Pelo menos três projetos de lei em tramitação no Congresso Nacional pedem para revogar o trecho da Lei de Contravenções Penais, de 1941, que trata da punição da vadiagem. O artigo 59 diz que quem vive sem trabalhar e não tem dinheiro para se sustentar pode ser preso por até três meses. Para especialistas e parlamentares, a regra é ultrapassada e penaliza a pobreza.
Um dos projetos de lei é de autoria do senador Fabiano Contarato (PT-ES), com relatoria da senadora Augusta Brito (PT-CE). Além de alterar o trecho, o relatório da proposta também sugere remover a ideia de que quem é condenado por vadiagem ou mendicância é perigoso.

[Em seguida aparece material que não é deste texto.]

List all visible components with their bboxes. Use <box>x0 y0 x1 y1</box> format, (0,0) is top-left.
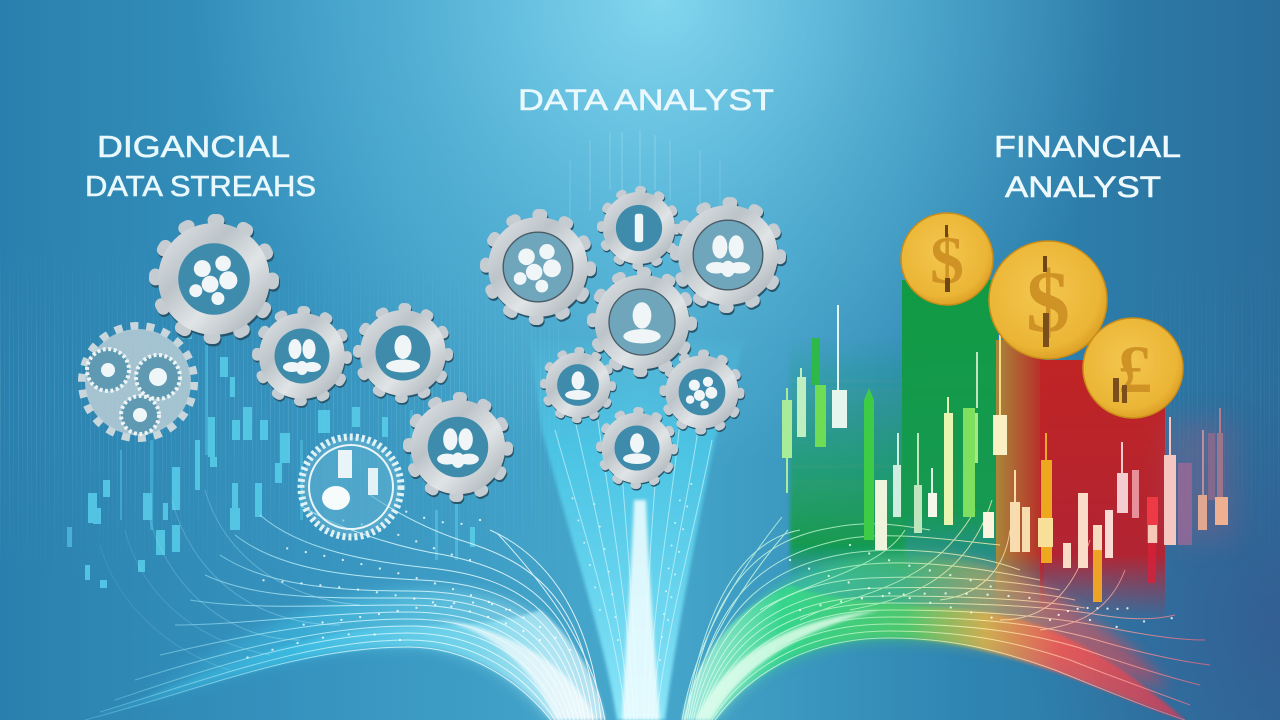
heading: digital data streams: DIGANCIAL <box>97 129 290 164</box>
gear: bottom <box>600 411 675 486</box>
gear: top left <box>156 220 274 340</box>
heading: financial analyst: ANALYST <box>1005 171 1161 204</box>
gear: people <box>257 311 348 403</box>
colour columns under coins <box>790 280 1235 620</box>
data stream bars: left <box>67 323 475 588</box>
fiber fan: left <box>85 490 605 720</box>
gear: person <box>358 308 449 400</box>
central fiber beam <box>530 130 745 720</box>
gear: pale compound gear <box>82 326 194 438</box>
gear: top right <box>676 203 781 309</box>
coin: left dollar <box>901 213 993 305</box>
gear: lower right <box>664 354 741 432</box>
heading: digital data streams: DATA STREAHS <box>85 171 316 203</box>
coin: right pound: £ <box>1118 331 1152 407</box>
heading: financial analyst <box>994 129 1181 204</box>
fiber fan: right <box>682 500 1210 720</box>
coins <box>901 213 1183 418</box>
gear: lower right people <box>408 398 508 498</box>
gear: lower left <box>544 351 613 421</box>
coin: middle dollar <box>989 241 1107 359</box>
candlestick chart <box>782 305 1228 602</box>
gear: glass gear <box>301 437 401 537</box>
heading: digital data streams <box>85 129 316 203</box>
coin: left dollar: $ <box>930 222 964 298</box>
gear: top small <box>601 190 677 267</box>
coin: right pound <box>1083 318 1183 418</box>
gear: top left cluster <box>486 215 591 321</box>
coin: middle dollar: $ <box>1026 254 1070 351</box>
gears: left cluster <box>82 220 508 537</box>
gears: centre cluster <box>486 190 781 486</box>
heading: data analyst: DATA ANALYST <box>518 84 774 117</box>
gear: central person <box>592 272 692 373</box>
heading: financial analyst: FINANCIAL <box>994 129 1181 164</box>
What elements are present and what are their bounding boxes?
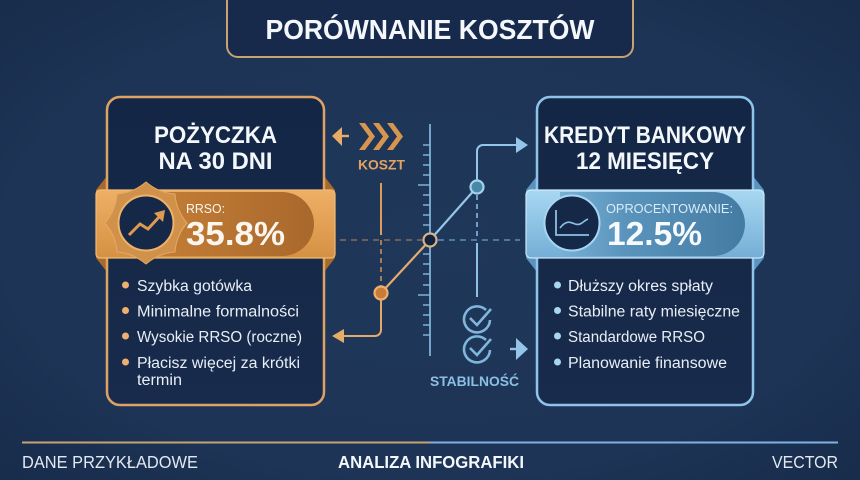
heading: loan: NA 30 DNI — [158, 148, 272, 175]
footer: DANE PRZYKŁADOWE — [22, 452, 198, 472]
label: stability: STABILNOŚĆ — [430, 372, 519, 389]
list: credit features: Standardowe RRSO — [568, 329, 705, 346]
list: loan features — [122, 278, 302, 389]
arrow: to loan panel — [332, 300, 381, 343]
interest value: OPROCENTOWANIE: — [606, 201, 733, 216]
arrow and chevrons: cost — [332, 123, 403, 150]
list: credit features — [554, 278, 740, 372]
heading: credit — [544, 122, 746, 175]
footer: ANALIZA INFOGRAFIKI — [338, 452, 524, 472]
panel: loan 30 days — [96, 97, 335, 405]
icon: rising chart badge — [105, 182, 187, 264]
list: loan features: termin — [137, 372, 182, 389]
footer: VECTOR — [772, 452, 838, 472]
list: loan features: Wysokie RRSO (roczne) — [137, 329, 302, 346]
line: stability segment — [430, 187, 477, 240]
list: credit features: Stabilne raty miesięczne — [568, 304, 740, 320]
node: center — [424, 234, 436, 246]
icon: line chart badge — [544, 196, 600, 250]
arrow: to credit panel — [477, 137, 528, 180]
list: credit features: Planowanie finansowe — [568, 355, 727, 372]
interest value — [606, 201, 733, 252]
node: cost — [374, 286, 388, 300]
label: cost: KOSZT — [358, 156, 405, 172]
line: cost segment — [381, 240, 430, 293]
footer — [22, 442, 838, 472]
list: loan features: Płacisz więcej za krótki — [137, 355, 300, 372]
interest band — [526, 190, 764, 258]
heading: loan — [154, 122, 277, 175]
title box — [227, 0, 633, 57]
heading: loan: POŻYCZKA — [154, 122, 277, 149]
heading: credit: KREDYT BANKOWY — [544, 122, 746, 149]
node: stability — [470, 180, 484, 194]
RRSO value: 35.8% — [186, 215, 285, 252]
list: loan features: Minimalne formalności — [137, 304, 299, 320]
interest value: 12.5% — [607, 215, 702, 252]
icon: stability checks — [464, 306, 491, 362]
panel: bank credit 12 months — [526, 97, 764, 405]
list: loan features: Szybka gotówka — [137, 278, 252, 295]
RRSO value — [186, 201, 285, 252]
title box: PORÓWNANIE KOSZTÓW — [266, 14, 595, 45]
list: credit features: Dłuższy okres spłaty — [568, 278, 713, 295]
RRSO band — [96, 182, 335, 264]
RRSO value: RRSO: — [186, 201, 225, 216]
center chart: cost vs stability — [332, 123, 528, 389]
heading: credit: 12 MIESIĘCY — [576, 148, 714, 175]
arrow: stability — [510, 338, 528, 360]
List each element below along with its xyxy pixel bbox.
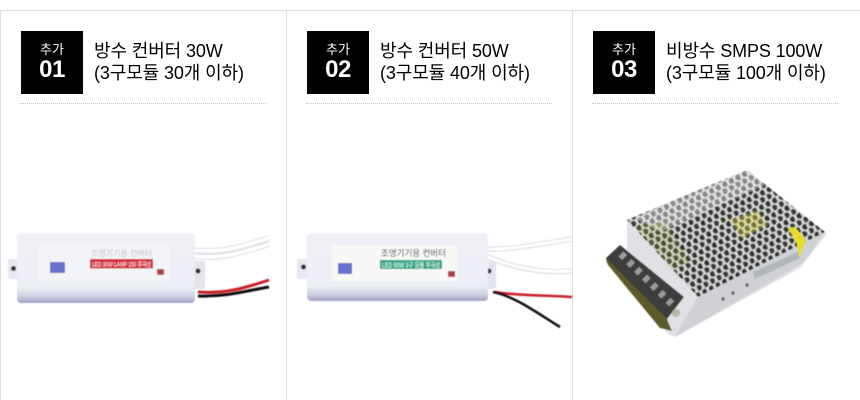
badge 02: 02 bbox=[325, 56, 351, 83]
heading 03: (3구모듈 100개 이하) bbox=[666, 63, 826, 83]
converter 50W bbox=[297, 233, 572, 327]
heading 02: 방수 컨버터 50W bbox=[380, 41, 509, 61]
panel: product 02 bbox=[287, 10, 573, 400]
badge 02 bbox=[307, 31, 369, 94]
heading 02 bbox=[380, 41, 530, 83]
heading 03 bbox=[666, 41, 826, 83]
badge 01: 추가 bbox=[40, 42, 64, 57]
badge 01 bbox=[21, 31, 83, 94]
converter 30W: LED 30W LAMP 150 무극성 bbox=[92, 260, 151, 268]
converter 50W: 조명기기용 컨버터 bbox=[381, 248, 446, 258]
heading 01: (3구모듈 30개 이하) bbox=[94, 63, 244, 83]
badge 03: 03 bbox=[611, 56, 637, 83]
converter 30W: 조명기기용 컨버터 bbox=[91, 248, 152, 258]
heading 01: 방수 컨버터 30W bbox=[94, 41, 223, 61]
power supply SMPS 100W bbox=[606, 170, 826, 337]
badge 03 bbox=[593, 31, 655, 94]
heading 03: 비방수 SMPS 100W bbox=[666, 41, 822, 61]
panel: product 01 bbox=[0, 10, 287, 400]
badge 02: 추가 bbox=[326, 42, 350, 57]
heading 01 bbox=[94, 41, 244, 83]
converter 30W bbox=[8, 233, 269, 303]
badge 01: 01 bbox=[39, 56, 65, 83]
heading 02: (3구모듈 40개 이하) bbox=[380, 63, 530, 83]
converter 50W: LED 50W 3구 모듈 무극성 bbox=[382, 260, 440, 270]
panel: product 03 bbox=[573, 10, 860, 400]
badge 03: 추가 bbox=[612, 42, 636, 57]
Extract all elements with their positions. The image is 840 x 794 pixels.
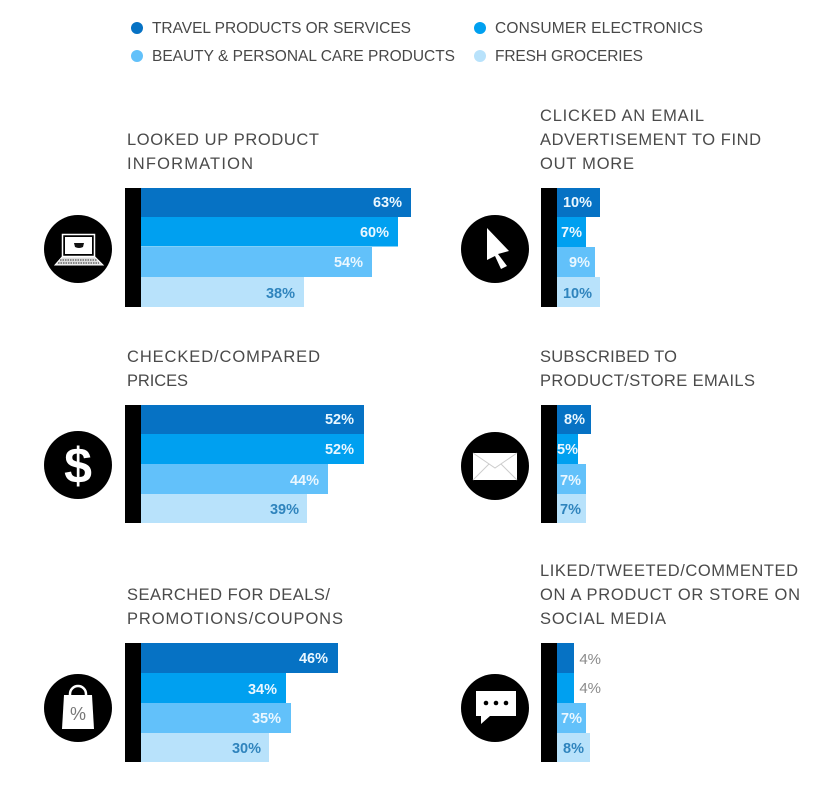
heading: searched for deals: SEARCHED FOR DEALS/: [127, 586, 330, 604]
bar chart: [541, 405, 591, 523]
bar chart: 46%: [299, 651, 328, 667]
icon: speech bubble: [461, 674, 529, 742]
icon: shopping bag: [44, 674, 112, 742]
bar chart: [125, 405, 364, 523]
bar chart: 38%: [266, 286, 295, 302]
heading: liked/tweeted/commented: ON A PRODUCT OR STORE ON: [540, 586, 800, 604]
icon: shopping bag: %: [70, 704, 86, 724]
bar chart: 10%: [563, 195, 592, 211]
bar chart: [125, 188, 411, 307]
heading: checked/compared prices: [127, 348, 320, 390]
heading: looked up product information: LOOKED UP PRODUCT: [127, 131, 319, 149]
bar chart: 8%: [564, 412, 585, 428]
bar chart: 63%: [373, 195, 402, 211]
bar chart: 4%: [579, 680, 601, 697]
bar chart: 5%: [557, 442, 578, 458]
heading: subscribed to product/store emails: PRODUCT/STORE EMAILS: [540, 372, 755, 390]
icon: laptop: [44, 215, 112, 283]
panel: looked up product information: [44, 131, 411, 307]
legend: [131, 20, 703, 65]
icon: dollar sign: [44, 431, 112, 499]
heading: looked up product information: INFORMATION: [127, 155, 253, 173]
icon: cursor: [461, 215, 529, 283]
bar chart: 34%: [248, 682, 277, 698]
bar chart: 8%: [563, 741, 584, 757]
heading: liked/tweeted/commented: SOCIAL MEDIA: [540, 610, 666, 628]
panel: checked/compared prices: [44, 348, 364, 523]
bar chart: [541, 643, 601, 762]
heading: searched for deals: PROMOTIONS/COUPONS: [127, 610, 343, 628]
heading: checked/compared prices: CHECKED/COMPARED: [127, 348, 320, 366]
panel: searched for deals/promotions/coupons: [44, 586, 343, 762]
heading: subscribed to product/store emails: SUBSCRIBED TO: [540, 348, 677, 366]
heading: clicked an email advertisement: ADVERTISEMENT TO FIND: [540, 131, 761, 149]
heading: checked/compared prices: PRICES: [127, 372, 188, 390]
heading: looked up product information: [127, 131, 319, 173]
bar chart: 9%: [569, 255, 590, 271]
bar chart: 52%: [325, 442, 354, 458]
heading: clicked an email advertisement: OUT MORE: [540, 155, 634, 173]
bar chart: 30%: [232, 741, 261, 757]
bar chart: 54%: [334, 255, 363, 271]
bar chart: 52%: [325, 412, 354, 428]
bar chart: 44%: [290, 473, 319, 489]
bar chart: [541, 188, 600, 307]
heading: liked/tweeted/commented: LIKED/TWEETED/COMMENTED: [540, 562, 798, 580]
heading: searched for deals: [127, 586, 343, 628]
bar chart: 7%: [560, 473, 581, 489]
legend: TRAVEL PRODUCTS OR SERVICES: [152, 20, 411, 37]
heading: clicked an email advertisement: [540, 107, 761, 173]
bar chart: [125, 643, 338, 762]
heading: subscribed to product/store emails: [540, 348, 755, 390]
icon: dollar sign: $: [64, 438, 92, 494]
icon: envelope: [461, 432, 529, 500]
heading: liked/tweeted/commented: [540, 562, 800, 628]
bar chart: 60%: [360, 225, 389, 241]
bar chart: 4%: [579, 651, 601, 668]
legend: BEAUTY & PERSONAL CARE PRODUCTS: [152, 48, 455, 65]
legend: CONSUMER ELECTRONICS: [495, 20, 703, 37]
panel: clicked an email advertisement: [461, 107, 761, 307]
panel: liked/tweeted/commented on social media: [461, 562, 800, 762]
bar chart: 7%: [561, 225, 582, 241]
bar chart: 7%: [560, 502, 581, 518]
bar chart: 39%: [270, 502, 299, 518]
legend: FRESH GROCERIES: [495, 48, 643, 65]
bar chart: 7%: [561, 711, 582, 727]
heading: clicked an email advertisement: CLICKED AN EMAIL: [540, 107, 704, 125]
bar chart: 35%: [252, 711, 281, 727]
bar chart: 10%: [563, 286, 592, 302]
panel: subscribed to product/store emails: [461, 348, 755, 523]
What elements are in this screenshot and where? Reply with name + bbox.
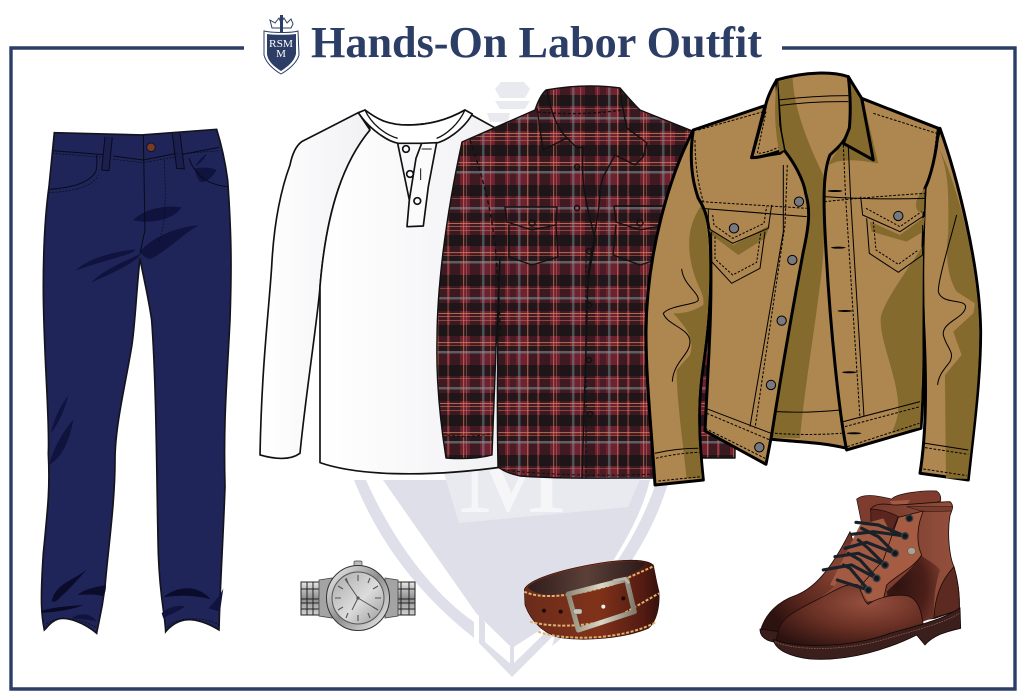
title: Hands-On Labor Outfit	[311, 18, 762, 67]
logo: crest: RSM	[269, 38, 293, 50]
belt holes	[542, 596, 625, 614]
jacket left collar	[752, 80, 784, 158]
back boot sole	[760, 629, 779, 642]
flannel left pocket	[505, 207, 558, 265]
flannel right pocket	[613, 206, 665, 265]
watch case	[326, 561, 390, 630]
jacket left sleeve	[646, 130, 711, 485]
henley placket and buttons	[398, 143, 437, 227]
watermark: shield crest: M	[458, 405, 566, 538]
watch	[301, 561, 415, 630]
jacket right front panel	[824, 98, 938, 450]
jacket right sleeve	[920, 128, 981, 480]
front boot shaft	[850, 502, 959, 625]
watermark: shield crest	[354, 82, 669, 677]
watch lugs	[319, 578, 398, 618]
henley body	[320, 110, 505, 474]
flannel silhouette	[437, 86, 735, 478]
back boot shaft	[857, 491, 941, 532]
henley collar	[358, 110, 472, 143]
boot tongue	[830, 518, 900, 595]
henley shirt	[260, 110, 505, 474]
boot upper vamp	[780, 580, 867, 635]
work boots	[760, 491, 961, 659]
flannel buttons	[574, 164, 592, 416]
logo: crest: M	[276, 48, 286, 60]
flannel collar and placket	[447, 88, 660, 478]
boot eyelets	[865, 515, 913, 593]
boot laces	[823, 522, 905, 590]
boot toe cap	[776, 584, 923, 649]
denim jacket	[646, 73, 981, 485]
boot eyestay	[860, 511, 923, 602]
jacket collar right edge	[843, 77, 873, 160]
jacket left front panel	[691, 106, 809, 464]
jeans	[41, 129, 231, 633]
back boot toe	[761, 532, 867, 632]
jacket lining	[770, 73, 860, 448]
belt	[524, 560, 659, 639]
belt buckle	[568, 578, 634, 630]
watch strap	[301, 582, 415, 615]
boot sole	[773, 608, 961, 659]
flannel shirt	[437, 86, 735, 478]
logo: crest	[264, 15, 299, 74]
henley left sleeve	[260, 113, 370, 459]
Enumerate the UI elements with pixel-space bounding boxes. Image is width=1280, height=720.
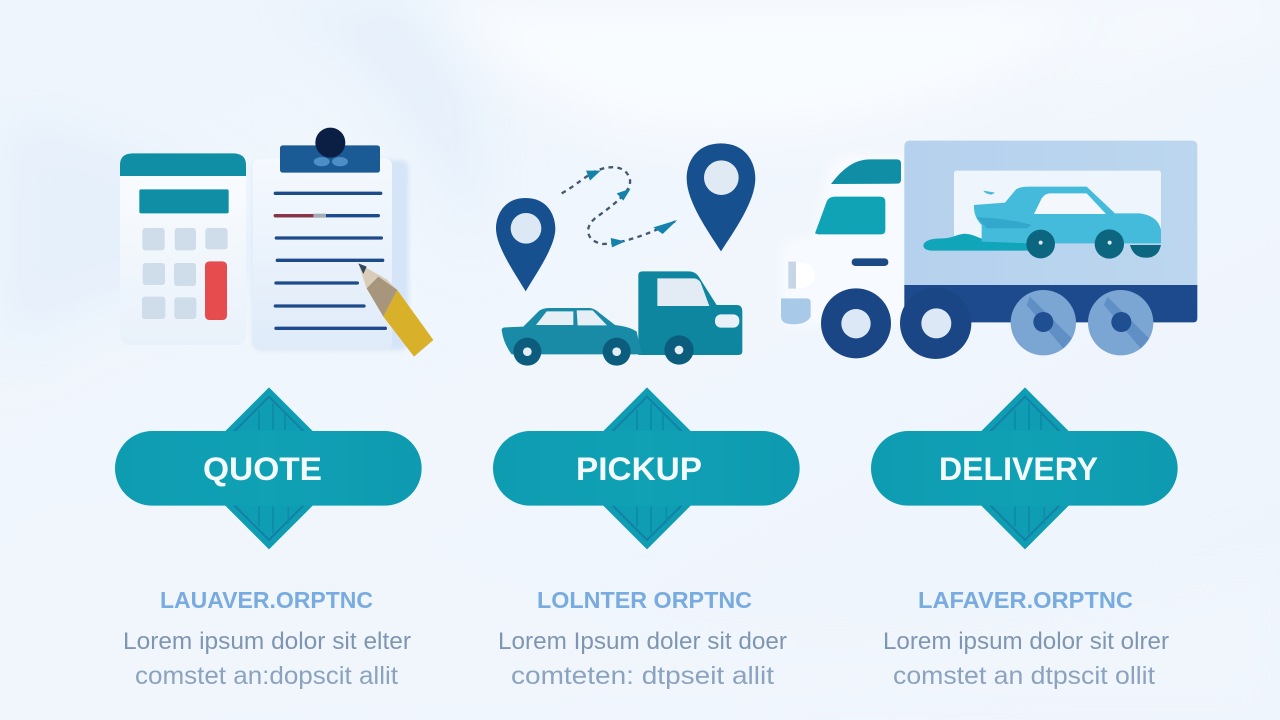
text block: delivery: LAFAVER.ORPTNC [918,587,1133,613]
wheels [821,288,1153,359]
text block: pickup: Lorem Ipsum doler sit doer [498,628,787,655]
panel: quote [115,128,433,690]
cab [781,153,907,327]
badge: delivery [871,387,1178,549]
text block: quote: Lorem ipsum dolor sit elter [123,628,411,655]
text block: delivery: comstet an dtpscit ollit [893,662,1155,690]
icon: car transporter truck [781,141,1197,359]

Na justificativa do projeto, Contarato afirma que o trecho da Lei de Contravenções Penais criminaliza a desigualdade social e o desemprego, e, apesar de a regra ser pouco utilizada atualmente, ainda “existem autoridades policiais, especialmente, em cidades pequenas, que fazem uso desse expediente para constranger e prender pessoas em situação de precariedade social”.
A proposta foi aprovada pela Comissão de Segurança Pública do Senado no ano passado, mas ainda aguarda a aprovação dos senadores da Comissão de Constituição e Justiça antes de ser encaminhada ao plenário. O projeto está atualmente aguardando a designação de um relator na comissão. Caso seja aprovado no Senado, a proposta seguirá para a Câmara dos Deputados.
A vadiagem chegou a figurar como crime no Código Criminal de 1830, na época do Brasil Império, e no Código Penal de 1890, já no período da República. A infração passou a ser uma contravenção penal (um crime de menor grau ofensivo) em 1941, durante o período do Estado Novo de Getúlio Vargas.
Nessa época, outras condutas também eram consideradas contravenções, como a adivinhação, a interpretação de sonhos e a mendicância. No entanto, legislações mais recentes revogaram a criminalização dessas práticas.
De acordo com o especialista em direito e processo penal e mestre em direito das relações sociais Leonardo Pantaleão, a criminalização da vadiagem começou durante a Revolução Industrial, no século 18, na Inglaterra, especialmente, relacionada à indústria têxtil emergente.
“A tipificação penal da vadiagem remonta a uma época em que prevalecia o chamado Direito Penal do Autor, ou seja, punia-se a pessoa pelo que ela era, não pelo que ela fazia”, afirma.
Ele detalha que, na época, os camponeses foram os primeiros e principais acusados por vadiagem, porque, com o advento da indústria, muitos camponeses foram expulsos do campo. Ao mesmo tempo, as leis penais os obrigavam a trabalhar na indústria urbana, resultando em uma migração forçada para o trabalho nas cidades.
Sem a proteção de leis trabalhistas, aqueles que se recusavam eram acusados de vagabundagem e punidos até mesmo com castigos físicos, como açoitamento, marcação a ferro quente e, em casos extremos, execução.
Pantaleão argumenta a favor da revogação da contravenção penal, pois a prática da vadiagem não causa desequilíbrio na sociedade e resulta em punições seletivas.
Na mesma linha, o advogado Acácio Miranda, especialista em direito penal e constitucional, diz que a vadiagem é uma “construção histórica preconceituosa”.
“É problemático pensar que a contravenção foi criada durante a Ditadura Militar e que os afetados pela lei são geralmente pessoas de certas classes sociais e em desvantagem social”, argumenta.
Para o advogado criminalista Rafael Paiva, faz sentido que a contravenção seja revogada. “A contravenção da vadiagem ainda está prevista, mas há muitos anos não é aplicada.”
Essa não é a primeira vez que o assunto é discutido no Congresso. O tema já foi debatido em 2010 e 2012, quando a Câmara dos Deputados aprovou duas propostas para modernizar a legislação. No entanto, essas propostas ficaram travadas no Senado e acabaram arquivadas em 2019.
Em 2021, o deputado Glauber Braga (Psol-RJ) propôs um projeto de lei para revogar o trecho referente à vadiagem na Lei das Contravenções Penais. Em 2023, a deputada Laura Carneiro (PSD-RJ) também apresentou uma proposta semelhante.